Seven Unairconditioned Takes

So, our home is cooled by one brave little window unit in the kids' room upstairs.  I've finding that most of that cool, dry air is sucked through the broken window downstairs.  So, here's what we can do today:

Go play in the air conditioned mall playground.

Play in the wading pool.

Go shop in airconditioned stores.

Huddle in the darkened house and watch movies.

Go play in the fountain downtown. (It's one that's meant for playing in.  It doesn't have a pool, but the water jets straight up through the boardwalk.)

Go play in the air-conditioned library.

We won't be cooking, cleaning, or doing anything that expends energy or creates heat.  So, that should appease the global warming folks, right?  We just piggy-backing every one else's energy consumption.  ;-)

Go visit Jen for more 7 Quick Takes fun here.

Thursday, July 21, 2011

Counting today's blessing

Last night was miserably hot.  Pretty much too hot to sleep.  I woke up in a bad mood.

My kids, on the other hand, woke up full of energy and high spirits.  Maybe it had to do with the fact that the air conditioner resides in their room.

Anyway, after clamoring for what we were going to do today, I growled that they should put their clothes on, so that we could go to story-time at the library.  One thing led to another, and they went from insisting they needed help putting their clothes on (they don't) to volunteering to put their clean laundry away.  And they did.  Rob and Bri took three trips up and down the stair to collect their clothes and put them away.  And then Rob said he would put Marty's clothes away.

And somehow, just having the one laundry basket taken care of turned my day around.  Well, that and a cool shower.  But mostly that. 

And so, today's blessing was willing little hands.  I count them first.


I was introduced to the idea of each religious order having their own charism in the book Black as Night.  It's kind of  a throwaway conversation in the book and doesn't have anything to do with the plot.  But the idea fascinated me.

In case the idea is new to you, too, it goes sort of like this: each religious order has its own set of virtues and talents, known as its "charism." That's why the Franciscans are different from the Jesuits are different from the Salesians.  It's why a young man with a vocation might decide that being a Domincan suits him, personally, better than being a Benedictine.

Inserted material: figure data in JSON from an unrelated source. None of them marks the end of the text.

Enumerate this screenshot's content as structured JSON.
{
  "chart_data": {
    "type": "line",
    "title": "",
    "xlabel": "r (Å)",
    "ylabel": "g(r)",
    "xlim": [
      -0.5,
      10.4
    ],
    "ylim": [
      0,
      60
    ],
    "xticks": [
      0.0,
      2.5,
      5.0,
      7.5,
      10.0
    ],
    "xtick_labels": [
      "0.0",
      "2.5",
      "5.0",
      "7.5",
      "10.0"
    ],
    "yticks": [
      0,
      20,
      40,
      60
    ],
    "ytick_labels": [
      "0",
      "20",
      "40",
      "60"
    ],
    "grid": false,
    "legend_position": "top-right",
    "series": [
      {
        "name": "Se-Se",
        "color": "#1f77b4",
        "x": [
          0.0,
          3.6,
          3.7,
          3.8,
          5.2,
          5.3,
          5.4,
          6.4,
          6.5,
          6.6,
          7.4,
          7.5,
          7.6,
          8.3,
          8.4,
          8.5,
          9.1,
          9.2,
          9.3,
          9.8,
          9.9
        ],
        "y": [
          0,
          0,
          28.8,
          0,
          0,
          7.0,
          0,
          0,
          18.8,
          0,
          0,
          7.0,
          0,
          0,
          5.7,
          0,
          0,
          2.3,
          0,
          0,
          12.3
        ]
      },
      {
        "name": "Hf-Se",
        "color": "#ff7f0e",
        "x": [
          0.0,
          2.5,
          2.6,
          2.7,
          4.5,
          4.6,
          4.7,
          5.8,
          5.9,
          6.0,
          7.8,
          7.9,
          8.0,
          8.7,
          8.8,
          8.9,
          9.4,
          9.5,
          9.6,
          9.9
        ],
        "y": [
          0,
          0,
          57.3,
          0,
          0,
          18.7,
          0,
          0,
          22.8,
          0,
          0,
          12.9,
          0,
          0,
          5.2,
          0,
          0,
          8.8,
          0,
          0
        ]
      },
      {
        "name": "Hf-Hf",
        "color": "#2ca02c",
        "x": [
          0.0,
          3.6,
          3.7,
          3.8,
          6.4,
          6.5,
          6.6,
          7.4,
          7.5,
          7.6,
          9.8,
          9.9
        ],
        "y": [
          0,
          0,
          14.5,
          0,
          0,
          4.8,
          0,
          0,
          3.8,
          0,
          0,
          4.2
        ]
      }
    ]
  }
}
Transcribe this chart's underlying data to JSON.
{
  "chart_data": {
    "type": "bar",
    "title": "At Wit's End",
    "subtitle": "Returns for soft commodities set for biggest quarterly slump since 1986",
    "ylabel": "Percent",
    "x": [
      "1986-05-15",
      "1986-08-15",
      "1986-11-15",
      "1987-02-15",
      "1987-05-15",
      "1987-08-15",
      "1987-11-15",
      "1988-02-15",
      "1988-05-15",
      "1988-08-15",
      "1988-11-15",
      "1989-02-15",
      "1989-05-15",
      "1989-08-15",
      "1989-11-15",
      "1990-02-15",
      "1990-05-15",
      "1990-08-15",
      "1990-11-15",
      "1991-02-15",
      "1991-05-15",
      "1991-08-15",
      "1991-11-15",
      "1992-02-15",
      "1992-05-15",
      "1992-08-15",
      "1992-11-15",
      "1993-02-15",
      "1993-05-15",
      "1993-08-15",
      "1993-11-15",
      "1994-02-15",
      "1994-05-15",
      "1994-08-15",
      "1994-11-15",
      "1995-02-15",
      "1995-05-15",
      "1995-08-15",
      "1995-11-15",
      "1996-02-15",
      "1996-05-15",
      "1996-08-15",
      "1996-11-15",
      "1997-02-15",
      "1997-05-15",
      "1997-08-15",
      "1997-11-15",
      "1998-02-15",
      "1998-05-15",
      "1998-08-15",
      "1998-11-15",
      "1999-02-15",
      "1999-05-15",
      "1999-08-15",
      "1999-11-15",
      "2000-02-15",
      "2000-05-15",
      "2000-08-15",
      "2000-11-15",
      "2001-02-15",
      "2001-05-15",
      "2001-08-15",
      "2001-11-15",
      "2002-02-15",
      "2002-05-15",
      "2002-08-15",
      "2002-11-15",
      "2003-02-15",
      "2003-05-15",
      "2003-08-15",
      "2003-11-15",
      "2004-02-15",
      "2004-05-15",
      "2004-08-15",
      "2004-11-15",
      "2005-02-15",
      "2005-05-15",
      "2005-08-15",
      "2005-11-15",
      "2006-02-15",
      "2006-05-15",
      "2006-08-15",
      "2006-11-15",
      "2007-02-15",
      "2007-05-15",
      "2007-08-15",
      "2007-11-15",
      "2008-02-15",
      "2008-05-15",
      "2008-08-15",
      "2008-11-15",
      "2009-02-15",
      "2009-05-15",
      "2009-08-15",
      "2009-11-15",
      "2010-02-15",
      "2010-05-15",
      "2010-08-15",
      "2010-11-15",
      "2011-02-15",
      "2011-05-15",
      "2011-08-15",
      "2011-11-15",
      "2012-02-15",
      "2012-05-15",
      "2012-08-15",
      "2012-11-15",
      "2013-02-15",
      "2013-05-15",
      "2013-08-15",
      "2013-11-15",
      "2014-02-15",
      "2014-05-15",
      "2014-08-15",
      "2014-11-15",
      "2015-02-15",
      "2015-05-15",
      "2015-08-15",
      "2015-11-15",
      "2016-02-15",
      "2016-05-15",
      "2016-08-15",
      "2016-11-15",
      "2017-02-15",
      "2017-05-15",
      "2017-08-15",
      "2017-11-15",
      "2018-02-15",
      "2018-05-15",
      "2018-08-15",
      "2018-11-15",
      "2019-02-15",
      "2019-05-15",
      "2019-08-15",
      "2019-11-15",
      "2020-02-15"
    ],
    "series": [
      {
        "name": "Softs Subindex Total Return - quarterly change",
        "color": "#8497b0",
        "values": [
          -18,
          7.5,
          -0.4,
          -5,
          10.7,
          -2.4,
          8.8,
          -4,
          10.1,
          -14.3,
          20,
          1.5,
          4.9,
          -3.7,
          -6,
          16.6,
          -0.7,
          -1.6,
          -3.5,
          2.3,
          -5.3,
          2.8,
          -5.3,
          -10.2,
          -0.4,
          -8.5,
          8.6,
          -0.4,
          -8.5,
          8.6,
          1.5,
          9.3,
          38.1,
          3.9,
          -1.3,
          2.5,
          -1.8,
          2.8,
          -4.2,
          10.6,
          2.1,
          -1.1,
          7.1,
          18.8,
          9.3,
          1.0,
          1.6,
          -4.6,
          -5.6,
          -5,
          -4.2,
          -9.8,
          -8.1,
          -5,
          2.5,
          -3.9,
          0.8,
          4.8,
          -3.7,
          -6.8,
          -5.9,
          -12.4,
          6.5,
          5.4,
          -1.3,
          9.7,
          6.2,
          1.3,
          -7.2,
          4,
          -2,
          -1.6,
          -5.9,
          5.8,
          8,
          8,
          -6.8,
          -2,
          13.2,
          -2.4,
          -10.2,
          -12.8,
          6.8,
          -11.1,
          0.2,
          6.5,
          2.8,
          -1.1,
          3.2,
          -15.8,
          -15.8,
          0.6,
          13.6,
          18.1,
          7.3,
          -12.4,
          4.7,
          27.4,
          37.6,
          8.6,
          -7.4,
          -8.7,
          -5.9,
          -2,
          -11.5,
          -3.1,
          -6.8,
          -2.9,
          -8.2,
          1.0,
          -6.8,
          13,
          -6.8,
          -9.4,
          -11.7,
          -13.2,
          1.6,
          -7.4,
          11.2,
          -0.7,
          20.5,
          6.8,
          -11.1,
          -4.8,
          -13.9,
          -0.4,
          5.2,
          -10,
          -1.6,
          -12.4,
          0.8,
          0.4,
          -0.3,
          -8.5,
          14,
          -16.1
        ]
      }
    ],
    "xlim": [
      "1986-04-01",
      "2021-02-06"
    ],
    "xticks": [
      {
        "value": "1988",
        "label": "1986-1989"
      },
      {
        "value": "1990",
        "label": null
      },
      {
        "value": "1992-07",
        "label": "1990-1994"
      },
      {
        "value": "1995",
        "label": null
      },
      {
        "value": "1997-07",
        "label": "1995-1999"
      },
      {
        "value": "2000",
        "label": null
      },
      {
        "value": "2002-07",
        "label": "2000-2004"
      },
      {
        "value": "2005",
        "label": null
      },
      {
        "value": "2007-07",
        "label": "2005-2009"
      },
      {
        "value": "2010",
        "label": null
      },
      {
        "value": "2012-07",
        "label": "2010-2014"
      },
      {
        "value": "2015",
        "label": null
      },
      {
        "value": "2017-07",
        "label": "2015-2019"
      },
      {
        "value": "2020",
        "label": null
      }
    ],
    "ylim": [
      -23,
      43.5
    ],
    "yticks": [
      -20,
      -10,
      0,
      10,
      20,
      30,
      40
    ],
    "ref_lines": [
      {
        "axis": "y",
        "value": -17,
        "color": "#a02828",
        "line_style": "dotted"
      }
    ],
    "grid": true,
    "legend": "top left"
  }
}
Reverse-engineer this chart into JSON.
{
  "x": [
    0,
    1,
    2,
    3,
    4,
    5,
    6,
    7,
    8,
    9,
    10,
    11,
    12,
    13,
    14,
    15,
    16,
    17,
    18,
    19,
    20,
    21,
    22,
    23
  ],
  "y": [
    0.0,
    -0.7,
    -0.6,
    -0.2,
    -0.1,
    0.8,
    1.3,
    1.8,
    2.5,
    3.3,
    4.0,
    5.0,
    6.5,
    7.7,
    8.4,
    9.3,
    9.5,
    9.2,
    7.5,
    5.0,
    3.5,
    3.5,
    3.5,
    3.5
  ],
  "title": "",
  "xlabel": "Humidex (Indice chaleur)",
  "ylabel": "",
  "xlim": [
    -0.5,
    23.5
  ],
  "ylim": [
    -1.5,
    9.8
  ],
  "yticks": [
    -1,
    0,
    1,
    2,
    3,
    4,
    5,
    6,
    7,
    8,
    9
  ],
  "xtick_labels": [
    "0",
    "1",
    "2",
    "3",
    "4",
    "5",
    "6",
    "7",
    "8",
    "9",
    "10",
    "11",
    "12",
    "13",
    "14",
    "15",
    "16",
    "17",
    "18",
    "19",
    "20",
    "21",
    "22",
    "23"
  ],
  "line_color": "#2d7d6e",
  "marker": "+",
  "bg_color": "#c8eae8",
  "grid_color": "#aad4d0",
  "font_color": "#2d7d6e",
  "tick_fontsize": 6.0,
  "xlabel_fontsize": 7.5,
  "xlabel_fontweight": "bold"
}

Or, if you like to look at the world through the bright colors of fantasy (like me), the charism is like each order's set of super(natural) powers. 

I love this idea.

I think the idea could be more widely applied as well.  Whenever anyone makes a generalization, there's always a modifier, "Not everyone's the same, but..." lest the maker of the generalization has an angry someone pop with an exception to their rule.  Even then, generally someone angry pops up, because lots of folks seem to like being angry.

But, I digress.  I think everyone, without exception, has a personal charism.  That is, the set of virtues and talents that makes them unique.  I think each family has a charism in the strengths and activities that they as a family excel at.  I think each couple has a charism that is firmly cemented in place by marriage.

I am going somewhere with this, I promise.

I hear many people, when confronted with a talent that not their own or a virtue that doesn't come easily, say "Oh, that's not me.  I couldn't do that.  I'm not like that."   That's a lot of negatives.  It seems to me that people would be less frustrated with their own short-comings if they said "that's not part of my charism" -- reminding themselves that they have a whole set of superpowers, just not that particular one. 

Or maybe that's just me, frustrated because I've only had one cup of coffee so far. Going without coffee is not part of my charism.